A piston-cylinder assembly contains 5kg of water that undergoes a series of processes to form a thermodynamic cycle. Process 1à2: Constant pressure cooling from p1=20bar and T1=360°C to saturated vapor Process 2à3: Constant volume cooling to p3=5 bar Process 3à4: Constant pressure heating Process 4à1: Polytropic process following Pv =constant back to the initial state Kinetic and potential energy effects are negligible.
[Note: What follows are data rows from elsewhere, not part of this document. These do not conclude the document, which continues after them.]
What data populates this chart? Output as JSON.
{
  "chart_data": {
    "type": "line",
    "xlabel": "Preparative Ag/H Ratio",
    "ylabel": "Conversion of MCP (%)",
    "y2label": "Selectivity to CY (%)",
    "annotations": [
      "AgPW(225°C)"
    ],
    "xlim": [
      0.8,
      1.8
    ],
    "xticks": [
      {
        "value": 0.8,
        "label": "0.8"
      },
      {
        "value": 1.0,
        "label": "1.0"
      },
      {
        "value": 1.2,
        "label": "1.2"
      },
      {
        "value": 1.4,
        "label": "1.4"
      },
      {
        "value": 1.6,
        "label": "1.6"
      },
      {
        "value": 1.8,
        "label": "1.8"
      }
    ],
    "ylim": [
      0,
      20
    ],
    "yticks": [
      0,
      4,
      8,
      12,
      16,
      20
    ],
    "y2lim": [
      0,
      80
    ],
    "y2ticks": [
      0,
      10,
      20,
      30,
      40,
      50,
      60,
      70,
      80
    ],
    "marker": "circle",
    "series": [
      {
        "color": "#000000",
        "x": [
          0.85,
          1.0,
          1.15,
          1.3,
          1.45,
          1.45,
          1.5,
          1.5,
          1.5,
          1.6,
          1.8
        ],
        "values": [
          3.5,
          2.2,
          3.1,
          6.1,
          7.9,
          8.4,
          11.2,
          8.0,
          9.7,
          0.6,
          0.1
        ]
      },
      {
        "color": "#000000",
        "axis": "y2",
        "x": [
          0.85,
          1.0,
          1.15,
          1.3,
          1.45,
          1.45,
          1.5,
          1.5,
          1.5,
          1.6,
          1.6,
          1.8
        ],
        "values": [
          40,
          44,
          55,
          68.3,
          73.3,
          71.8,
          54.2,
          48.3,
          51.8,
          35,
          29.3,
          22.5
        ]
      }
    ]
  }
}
Calculate the net work for the cycle in kJ.

Answer 1

Answer:

The net work done is 272.38 kJ

Explanation:

The parameters given are;

Mass of water = 5 kg

p₁ = 20 bar

T₁ = 360°C

v₁ = 0.141147 m³/kg  

Process 1 to 2 = Constant pressure process

p₂ = 20 bar

Process 2 to 3 = Constant volume process

p₃ = 5 bar

Process 3 to 4 = Constant pressure process

Process 4 to 1 = Polytropic process pv = Constant

For Stage 1 to 2, we have;

p₂ = 20 bar

From the steam tables for superheated steam, we have;

T₂ = 212.385°C

v₂ = 0.0995805 m³/kg

Work done = p₂×(v₂ - v₁) = 2×10⁶ × (0.0995805 - 0.141147 ) = -83133 J/kg

For the 5 kg, we have;

$W_{1-2}$ = -83133 J/kg × 5 = -415,665 J

Stage 2 to 3: Constant volume cooling

v₂ = v₃ = 0.0995805 m³/kg

p₃ = 5 bar

T₃ = 151.836°C

(0.0995805 - 0.00109256)/(0.374804 - 0.00109256) = 0.2635 liquid vapor mixture

Work done, $W_{2-3}$ = 0

Stage 3 to 4: Constant pressure heating

p₃ = p₄ = 5 bar

v₄/T₄ = v₃/T₃

v₄ =  0.374804 m³/kg

T₄ = v₄×T₃/v₃ = 0.374804*(273.15 + 151.836)/0.0995805 = 1599.6 K = 1326.4 °C

Work done = p₄×(v₄ - v₃) = 5×10⁵ × (0.374804  - 0.0995805 ) = 137611.75 J/kg

For the 5 kg, we have;

$W_{3-4}$ = 137,611.75  J/kg × 5 = 688,058.75 J

Stage 4 to 1: Polytropic process    

$\dfrac{p_{4}}{p_{1}} = \left (\dfrac{V_{1}}{V_{4}} \right )^{n} = \left (\dfrac{T_{4}}{T_{1}} \right )^{\dfrac{n}{n-1}}$

Which gives;

$\dfrac{5}{20} = \left (\dfrac{0.141147 }{0.374804} \right )^{n}$

n = log(5/20) ÷log(0.141147/0.374804) = 1.42

Work done, $W_{pdv}$, is given as follows;

$W_{pdv} = \dfrac{p_4 \times v_4 -p_4 \times v_4 }{n-1}$

Which gives;

$W_{pdv} = \dfrac{5\times 0.374804 -20\times 0.141147 }{1.42-1} = -2.259 \, J$

For the 5 kg, we have;

$W_{4-1}$ = -2.259 J/kg × 5 = -11.2967 J

The net work done, $W_{Net}$, is therefore;

$W_{Net}$ = $W_{1-2}$  + $W_{3-4}$ + $W_{4-1}$

-415,665  + 688,058.75 -11.2967 = 272,382.45 J = 272.38 kJ.